Provide Attention Appropriately:
- Use a token system to provide positive reinforcement and choice.
- Use a timer system to intermittently provide positive attention.
- Work with PECS or AAC system to teach yes-no and a few basic core words (finished, stop, want).
- Use visual in the classroom to support communication.
Don’t Ignore the Behavior
I have heard the advice given to people in the past- “Just ignore the head banging… it’s probably for attention”. Please, please don’t ignore it and think it’s going to go away. There is a reason for the behavior and you absolutely must address it.
If you don’t think any of the other methods mentioned above will work, try straight redirection. I have a 2 year-old in my house who will, like all toddlers, run off the rails sometimes by having a melt down. If I can catch it early enough, I will distract before it gets bad with a simple “Ohh, look at that!” while looking out the doorway/window/over yonder. Sometimes a convincing distraction can avert a behavior- but ignoring it never will.
Putting Together a Plan for Head Banging
So… with the basics outlined, how do you even start? First decide on the function of the behavior. If you need help on determining function, check out this earlier post: What’s the Function. You can also check out these behavior data sheets with a guide on accurate collection.

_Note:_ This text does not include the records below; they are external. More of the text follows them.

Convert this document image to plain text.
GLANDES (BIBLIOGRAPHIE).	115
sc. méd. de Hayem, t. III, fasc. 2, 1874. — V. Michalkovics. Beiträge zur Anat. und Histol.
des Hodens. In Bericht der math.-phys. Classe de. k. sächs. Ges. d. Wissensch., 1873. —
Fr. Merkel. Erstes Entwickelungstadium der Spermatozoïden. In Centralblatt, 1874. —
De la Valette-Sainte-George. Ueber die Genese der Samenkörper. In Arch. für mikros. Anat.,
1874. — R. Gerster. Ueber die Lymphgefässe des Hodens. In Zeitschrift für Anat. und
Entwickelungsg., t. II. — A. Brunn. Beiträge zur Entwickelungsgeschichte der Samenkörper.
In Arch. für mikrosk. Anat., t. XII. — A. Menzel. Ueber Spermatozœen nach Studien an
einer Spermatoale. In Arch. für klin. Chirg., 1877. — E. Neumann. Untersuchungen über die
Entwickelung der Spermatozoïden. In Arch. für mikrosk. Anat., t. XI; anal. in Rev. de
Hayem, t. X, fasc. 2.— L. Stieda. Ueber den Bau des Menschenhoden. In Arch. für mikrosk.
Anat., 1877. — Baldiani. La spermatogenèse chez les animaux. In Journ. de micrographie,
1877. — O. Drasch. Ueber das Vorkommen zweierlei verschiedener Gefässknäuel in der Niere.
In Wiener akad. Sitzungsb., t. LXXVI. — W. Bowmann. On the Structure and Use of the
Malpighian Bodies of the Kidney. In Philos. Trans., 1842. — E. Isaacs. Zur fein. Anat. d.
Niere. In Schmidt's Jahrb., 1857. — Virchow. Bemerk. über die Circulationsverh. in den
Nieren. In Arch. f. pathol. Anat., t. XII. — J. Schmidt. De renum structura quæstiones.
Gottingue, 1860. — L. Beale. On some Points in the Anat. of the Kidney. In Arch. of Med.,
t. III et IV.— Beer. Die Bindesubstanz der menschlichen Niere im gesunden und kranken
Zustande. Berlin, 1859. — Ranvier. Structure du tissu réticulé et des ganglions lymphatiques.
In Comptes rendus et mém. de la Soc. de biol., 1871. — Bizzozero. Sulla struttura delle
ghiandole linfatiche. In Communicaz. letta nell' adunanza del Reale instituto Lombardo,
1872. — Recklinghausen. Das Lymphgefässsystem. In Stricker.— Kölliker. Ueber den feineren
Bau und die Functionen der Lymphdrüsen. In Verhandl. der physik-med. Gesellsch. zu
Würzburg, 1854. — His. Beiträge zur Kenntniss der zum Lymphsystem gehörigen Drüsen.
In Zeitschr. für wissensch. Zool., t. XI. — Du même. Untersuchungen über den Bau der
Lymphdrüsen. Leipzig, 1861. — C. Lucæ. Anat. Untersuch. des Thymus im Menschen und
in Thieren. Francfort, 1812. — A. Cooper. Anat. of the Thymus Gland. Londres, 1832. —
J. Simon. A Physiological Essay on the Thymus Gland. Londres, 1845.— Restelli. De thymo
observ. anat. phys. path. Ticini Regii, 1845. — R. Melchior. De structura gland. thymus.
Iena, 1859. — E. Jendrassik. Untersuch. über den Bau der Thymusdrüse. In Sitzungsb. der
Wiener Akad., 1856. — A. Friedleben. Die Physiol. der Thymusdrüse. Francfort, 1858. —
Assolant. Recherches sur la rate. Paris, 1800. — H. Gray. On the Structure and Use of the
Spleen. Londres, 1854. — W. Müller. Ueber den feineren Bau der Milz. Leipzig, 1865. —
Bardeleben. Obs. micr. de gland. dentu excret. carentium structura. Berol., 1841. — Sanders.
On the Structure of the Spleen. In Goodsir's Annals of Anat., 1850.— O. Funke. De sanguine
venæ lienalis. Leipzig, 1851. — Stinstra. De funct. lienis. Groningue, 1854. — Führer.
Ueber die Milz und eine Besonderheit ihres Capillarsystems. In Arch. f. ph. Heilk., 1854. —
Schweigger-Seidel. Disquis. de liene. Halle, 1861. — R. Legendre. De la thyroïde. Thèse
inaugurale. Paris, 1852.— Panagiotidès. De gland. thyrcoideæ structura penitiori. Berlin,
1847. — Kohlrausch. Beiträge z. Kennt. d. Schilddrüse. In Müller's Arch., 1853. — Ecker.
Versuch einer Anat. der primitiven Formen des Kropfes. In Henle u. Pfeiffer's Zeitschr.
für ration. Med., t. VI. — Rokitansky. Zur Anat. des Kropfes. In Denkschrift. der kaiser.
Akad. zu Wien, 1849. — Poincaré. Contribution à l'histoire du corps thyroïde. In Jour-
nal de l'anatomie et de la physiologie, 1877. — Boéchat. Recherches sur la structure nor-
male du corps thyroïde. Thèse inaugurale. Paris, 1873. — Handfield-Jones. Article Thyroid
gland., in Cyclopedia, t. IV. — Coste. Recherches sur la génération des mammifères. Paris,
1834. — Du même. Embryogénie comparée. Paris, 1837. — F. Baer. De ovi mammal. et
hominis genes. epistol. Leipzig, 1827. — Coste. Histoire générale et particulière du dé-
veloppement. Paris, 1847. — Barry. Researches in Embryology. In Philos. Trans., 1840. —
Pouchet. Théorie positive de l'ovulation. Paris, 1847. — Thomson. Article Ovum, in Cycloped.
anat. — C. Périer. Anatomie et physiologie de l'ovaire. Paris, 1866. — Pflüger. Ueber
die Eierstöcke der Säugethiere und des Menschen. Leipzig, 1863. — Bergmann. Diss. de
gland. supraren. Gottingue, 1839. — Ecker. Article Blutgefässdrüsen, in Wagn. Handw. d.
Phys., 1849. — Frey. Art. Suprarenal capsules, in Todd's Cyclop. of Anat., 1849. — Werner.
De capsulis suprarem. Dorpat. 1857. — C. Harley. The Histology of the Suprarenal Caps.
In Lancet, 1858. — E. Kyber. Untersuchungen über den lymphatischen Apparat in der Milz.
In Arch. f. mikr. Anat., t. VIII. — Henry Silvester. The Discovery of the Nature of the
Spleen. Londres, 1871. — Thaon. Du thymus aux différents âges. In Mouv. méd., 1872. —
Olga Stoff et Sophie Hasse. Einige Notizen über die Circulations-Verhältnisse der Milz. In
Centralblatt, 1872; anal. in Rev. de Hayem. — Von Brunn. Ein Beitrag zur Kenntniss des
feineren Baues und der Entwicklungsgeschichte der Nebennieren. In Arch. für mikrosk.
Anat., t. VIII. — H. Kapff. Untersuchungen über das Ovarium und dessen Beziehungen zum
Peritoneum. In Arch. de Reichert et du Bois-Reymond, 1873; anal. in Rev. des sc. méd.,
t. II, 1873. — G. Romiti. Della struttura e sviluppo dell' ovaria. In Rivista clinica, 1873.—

If you are not sure about the function and you want to start right now, here’s the plan:
1. Put some visuals in place. On a student’s desk put a “I need a break” card or “Finished” icon on the desk.
2. Get a timer. Use it to limit the demands on a student (set the timer so a student is able to work for short cycles). You can alternatively set it for yourself to remember to praise a student to provide the positive attention intermittently.
3. When you see the behavior coming (or it starts) limit the sensory information in the classroom. Lower the lights, limit the noise, and allow your student to sit in a different or preferred spot in the classroom. This is also a great time to lighten the load by minimizing the academics or presenting them in smaller chunks.
4. Use a rocking chair, yoga ball, or non-traditional desk/chair to change the sensory situation.
5. Assess the situation. Did it improve or worsen? Time to get some padding and protective items in the classroom for the student? Now is the time to check.
6. Make a sign for ‘safe hands’ or ‘hands on desk’ (whichever you prefer).
7. Grab the timer back and find a motivating object to use as a reinforcer (and it may be an edible). Start to reward your student for small intervals with no head banging- the time will depend on the student. Maybe it is only 30 seconds and you will reward with a “Good job with safe hands’. Slowly increase the amount of time until you start to see longer intervals without head banging.
Remember, you will try these one at a time and allow some processing to see the effect of each one. Also take a second to jot down a few notes on how the step impacts the student’s behavior. If you dim the lights, does it get worse? Then the student may head bang because of not enough sensory. When they use the chair, ball, or vibrator does the behavior escalate? Then is is probably sensory overload. Or maybe when the work is limited or minimized the head banging is reduced- it is probably attention behavior to escape.
This can be a really slow process. Be patient and vigilant.
Head Banging in the Classroom
It can be super horrifying when you see a student hurting themselves and unable to help… but you are not powerless. Try this plan and see what progress you make. Remember, you are looking for the function of the behavior as you work with the steps.